Club Santé Environnement
L e risque microbiologique est diversifié, explique le Pr Hartemann ; il résulte d'une chaîne épidémiologique, une épidémie ne se déclenchant que si certains paramètres sont réunis : un agent pathogène plus ou moins « méchant » (virulence, toxicogénicité), réservoirs variés et qui peuvent s'entrecroiser (homme, animaux et même environnement pour Vibrio cholerae...), mode de transmission directe ou indirecte... Surtout, la réceptivité des populations est variable et elle augmente, en raison des progrès de l'hygiène : l'exemple de l'hépatite A est significatif puisque, aujourd'hui, 5 % des recrues de l'Armée présentent naturellement des anticorps, contre près de 100 %, au début du siècle ! D'où le besoin de les vacciner avant de les envoyer en opération.
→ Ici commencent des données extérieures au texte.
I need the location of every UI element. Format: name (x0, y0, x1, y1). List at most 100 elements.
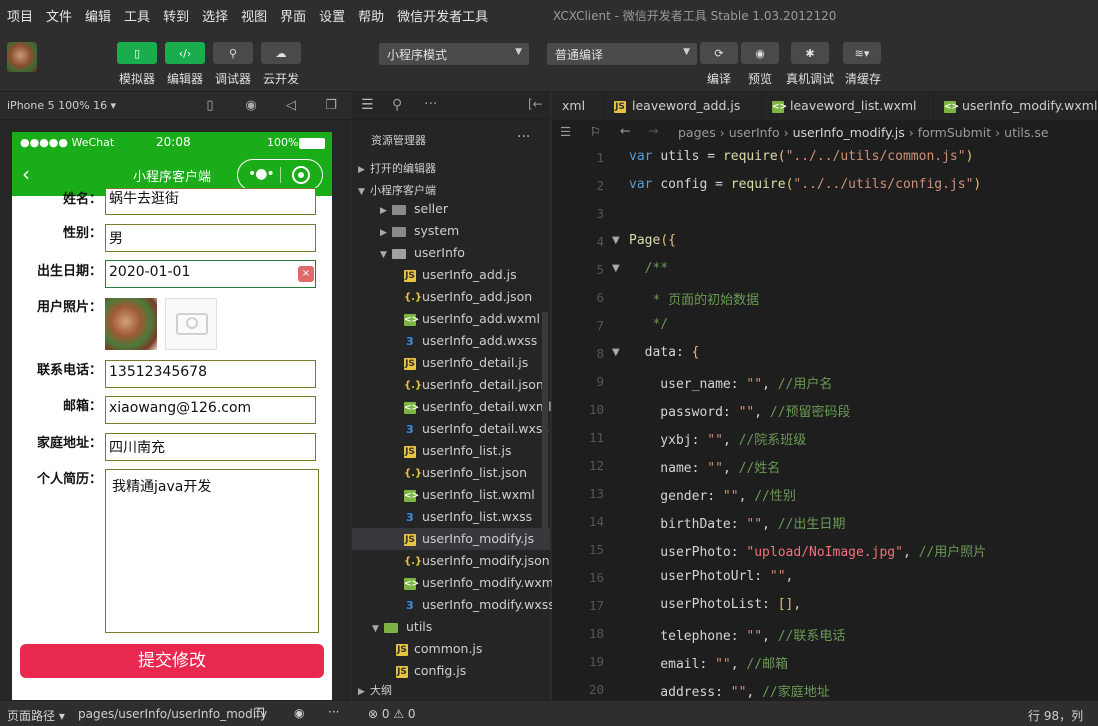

On ne peut donc raisonner de façon simpliste quand on parle de risque microbiologique, d'autant que de nouveaux dangers apparaissent ou sont mieux identifiés : les légionnelles n'ont posé de problèmes de santé publique qu'avec les climatisations et les aérosols ; le rôle d' Helicobacter pylori dans la genèse de l'ulcère gastro-duodénal n'a été reconnu que récemment et encore ne sait-on toujours pas d'où il vient.
Quoi qu'il en soit, le risque microbiologique hydrique existe toujours dans nos pays développés.
L'épidémie de Milwaukee en 1993 est là pour rappeler le risque épidémique : cryptosporidium a touché 400 000 des 800 000 habitants, tuant une quarantaine de personnes. Les Nord-Américains ont compris qu'il fallait traiter l'eau et pas seulement ajouter du chlore, celui-ci n'ayant aucun effet sur cryptosporidium.
De façon moins dramatique, le risque endémique existe aussi et peut être prévenu, comme l'ont montré des études françaises et canadiennes : le fait de placer sur les robinets d'alimentation des filtres ultrasophistiqués réduit de 35 % le nombre de gastro-entérites.
Ces exemples conduisent le Pr Hartemann à deux conclusions importantes.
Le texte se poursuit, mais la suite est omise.